This book examines the promises and perils of pursuing accountability for digital harms under international criminal law (ICL).
Technology can be used as a new method of perpetrating existing international crimes, but it can also inflict novel harms that may only be adequately addressed by the creation of a new offence.
This book analyses how harm has been understood for core international crimes and how digital harms (such as online hate speech and disinformation, sharing footage of crimes online, mass surveillance, and online sexual violence) can be encompassed within definitions of those crimes. It considers theories of criminalisation to determine why digital harms should be criminalised, and explores relevant challenges, such as whether digital harms can meet the gravity threshold under ICL.

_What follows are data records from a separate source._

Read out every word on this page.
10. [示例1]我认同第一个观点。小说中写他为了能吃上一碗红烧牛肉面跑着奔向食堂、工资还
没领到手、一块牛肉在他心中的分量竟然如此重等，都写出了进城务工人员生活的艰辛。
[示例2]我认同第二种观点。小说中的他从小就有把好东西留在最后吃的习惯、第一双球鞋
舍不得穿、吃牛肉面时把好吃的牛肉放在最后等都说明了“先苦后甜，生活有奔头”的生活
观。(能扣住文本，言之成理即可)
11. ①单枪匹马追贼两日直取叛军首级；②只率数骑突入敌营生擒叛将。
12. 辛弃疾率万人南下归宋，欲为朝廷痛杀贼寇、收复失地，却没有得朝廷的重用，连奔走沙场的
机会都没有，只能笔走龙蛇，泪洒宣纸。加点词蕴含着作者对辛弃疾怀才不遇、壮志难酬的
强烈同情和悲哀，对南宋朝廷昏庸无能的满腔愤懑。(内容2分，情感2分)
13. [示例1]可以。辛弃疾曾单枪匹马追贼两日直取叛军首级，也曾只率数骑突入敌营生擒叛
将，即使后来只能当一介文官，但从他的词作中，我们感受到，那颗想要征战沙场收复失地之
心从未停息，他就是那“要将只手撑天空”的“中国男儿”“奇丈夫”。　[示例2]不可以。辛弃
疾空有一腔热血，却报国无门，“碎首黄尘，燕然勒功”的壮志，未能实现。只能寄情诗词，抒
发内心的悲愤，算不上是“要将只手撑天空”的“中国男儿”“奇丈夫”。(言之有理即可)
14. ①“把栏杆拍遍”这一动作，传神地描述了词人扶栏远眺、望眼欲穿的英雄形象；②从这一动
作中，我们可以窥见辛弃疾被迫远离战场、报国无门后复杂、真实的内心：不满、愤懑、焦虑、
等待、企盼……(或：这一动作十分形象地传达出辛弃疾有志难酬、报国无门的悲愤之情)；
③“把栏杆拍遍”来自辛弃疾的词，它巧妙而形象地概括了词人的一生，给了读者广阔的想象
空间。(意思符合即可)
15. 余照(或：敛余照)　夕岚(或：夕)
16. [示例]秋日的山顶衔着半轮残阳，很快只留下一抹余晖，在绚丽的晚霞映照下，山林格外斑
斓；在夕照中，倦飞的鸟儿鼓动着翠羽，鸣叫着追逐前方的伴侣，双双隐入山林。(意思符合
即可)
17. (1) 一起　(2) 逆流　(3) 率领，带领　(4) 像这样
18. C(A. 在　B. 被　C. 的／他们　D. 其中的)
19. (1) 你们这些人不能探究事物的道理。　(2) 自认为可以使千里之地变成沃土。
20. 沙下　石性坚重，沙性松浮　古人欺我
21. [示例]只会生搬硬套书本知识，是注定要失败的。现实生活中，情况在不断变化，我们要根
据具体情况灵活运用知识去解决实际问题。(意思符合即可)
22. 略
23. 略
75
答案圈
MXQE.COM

Further, obstacles to prosecuting digital harms at international criminal courts and tribunals (ICCTs) are considered, including jurisdiction, digital evidence concerns, and cooperation between ICCTs and States, private companies, and civil society. The book concludes with two case studies-the beheading of American journalist James Foley by ISIS, which was circulated online, and the digital surveillance used against the Uyghur population in Xinjiang, China-to illustrate how digital harms may be criminalised and prosecuted in practice.
Ultimately, the book argues that digital harms are like the harms traditionally encompassed by international crimes, and that these harms should be criminalised to provide justice to victims. As technology will continue to develop and serve as a vehicle for an increasing array of harms, accounting for digital harm should be an issue at the forefront of ICL.